- Date: 13–19 November
- Edition: 2nd
- Category: Grand Prix
- Draw: 32S / 16D
- Prize money: $50,000
- Surface: Clay / outdoor
- Location: Bogotá, Colombia

Champions

Singles
- Víctor Pecci

Doubles
- Álvaro Fillol / Jaime Fillol
- ← 1977 · International Tennis Championships of Colombia · 1979 →

= 1978 Colgate Grand Prix of Bogota =

The 1978 Colgate Grand Prix of Bogota was a men's tennis tournament played on outdoor clay courts in Bogotá, Colombia that was part of the 1978 Colgate-Palmolive Grand Prix.
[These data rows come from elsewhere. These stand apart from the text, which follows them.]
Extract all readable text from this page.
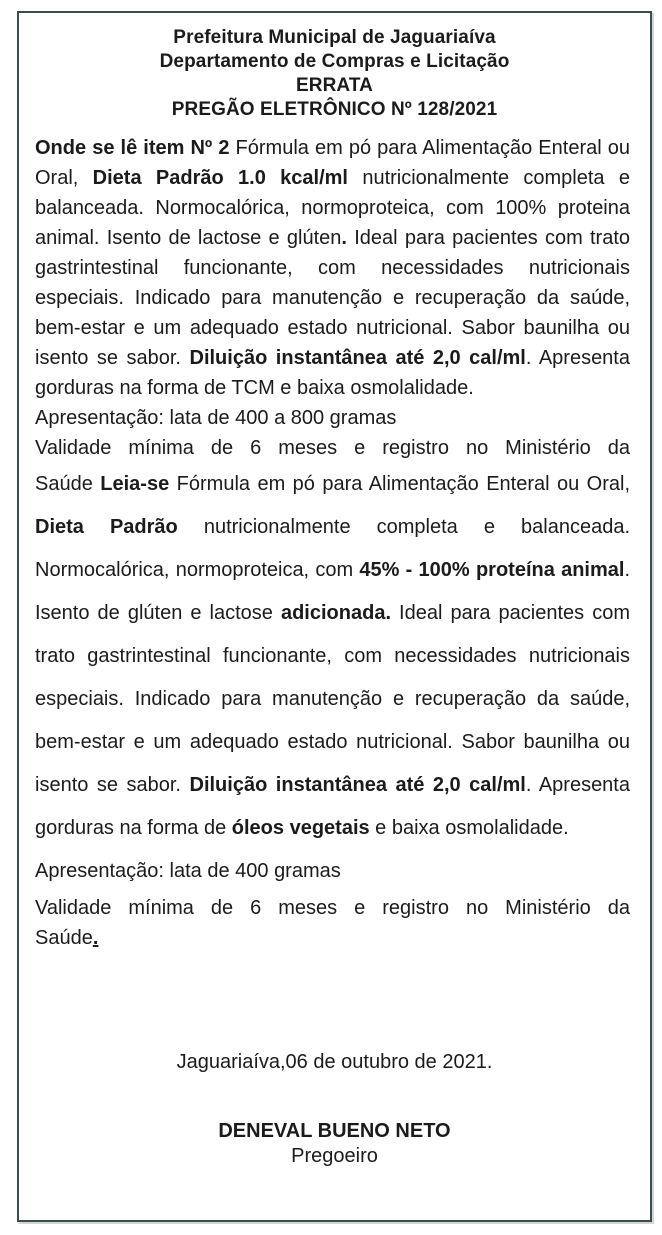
Prefeitura Municipal de Jaguariaíva
Departamento de Compras e Licitação
ERRATA
PREGÃO ELETRÔNICO Nº 128/2021

Onde se lê item Nº 2 Fórmula em pó para Alimentação Enteral ou Oral, Dieta Padrão 1.0 kcal/ml nutricionalmente completa e balanceada. Normocalórica, normoproteica, com 100% proteina animal. Isento de lactose e glúten. Ideal para pacientes com trato gastrintestinal funcionante, com necessidades nutricionais especiais. Indicado para manutenção e recuperação da saúde, bem-estar e um adequado estado nutricional. Sabor baunilha ou isento se sabor. Diluição instantânea até 2,0 cal/ml. Apresenta gorduras na forma de TCM e baixa osmolalidade.

Apresentação: lata de 400 a 800 gramas

Validade mínima de 6 meses e registro no Ministério da

Saúde Leia-se Fórmula em pó para Alimentação Enteral ou Oral, Dieta Padrão nutricionalmente completa e balanceada. Normocalórica, normoproteica, com 45% - 100% proteína animal. Isento de glúten e lactose adicionada. Ideal para pacientes com trato gastrintestinal funcionante, com necessidades nutricionais especiais. Indicado para manutenção e recuperação da saúde, bem-estar e um adequado estado nutricional. Sabor baunilha ou isento se sabor. Diluição instantânea até 2,0 cal/ml. Apresenta gorduras na forma de óleos vegetais e baixa osmolalidade.

Apresentação: lata de 400 gramas

Validade mínima de 6 meses e registro no Ministério da

Saúde.

Jaguariaíva,06 de outubro de 2021.
DENEVAL BUENO NETO
Pregoeiro
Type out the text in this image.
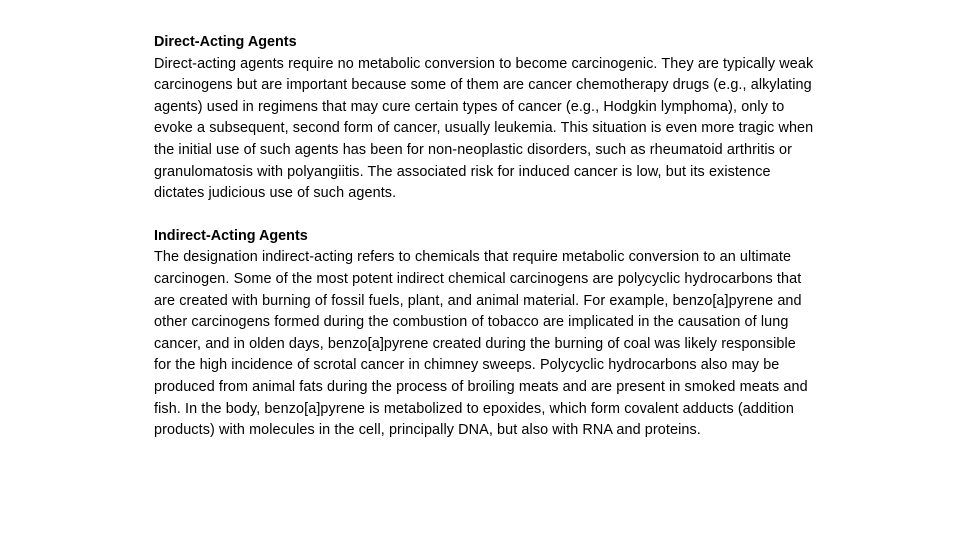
Direct-Acting Agents

Direct-acting agents require no metabolic conversion to become carcinogenic. They are typically weak carcinogens but are important because some of them are cancer chemotherapy drugs (e.g., alkylating agents) used in regimens that may cure certain types of cancer (e.g., Hodgkin lymphoma), only to evoke a subsequent, second form of cancer, usually leukemia. This situation is even more tragic when the initial use of such agents has been for non-neoplastic disorders, such as rheumatoid arthritis or granulomatosis with polyangiitis. The associated risk for induced cancer is low, but its existence dictates judicious use of such agents.

Indirect-Acting Agents

The designation indirect-acting refers to chemicals that require metabolic conversion to an ultimate carcinogen. Some of the most potent indirect chemical carcinogens are polycyclic hydrocarbons that are created with burning of fossil fuels, plant, and animal material. For example, benzo[a]pyrene and other carcinogens formed during the combustion of tobacco are implicated in the causation of lung cancer, and in olden days, benzo[a]pyrene created during the burning of coal was likely responsible for the high incidence of scrotal cancer in chimney sweeps. Polycyclic hydrocarbons also may be produced from animal fats during the process of broiling meats and are present in smoked meats and fish. In the body, benzo[a]pyrene is metabolized to epoxides, which form covalent adducts (addition products) with molecules in the cell, principally DNA, but also with RNA and proteins.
It was the second edition of the tournament and was held from 13 November through 19 November 1978. Sixth-seeded Víctor Pecci won the singles title.

==Finals==
===Singles===
PAR Víctor Pecci defeated FRG Rolf Gehring 6–4, 3–6, 6–3, 6–3
- It was Pecci's only singles title of the year and the 3rd of his career.

===Doubles===
CHI Álvaro Fillol / CHI Jaime Fillol defeated CHI Hans Gildemeister / PAR Víctor Pecci 6–4, 6–3
- It was Álvaro Fillol's 2nd and last doubles title of the year and the 2nd of his career. It was Jaime Fillol's 2nd and last doubles title of the year and the 10th of his career.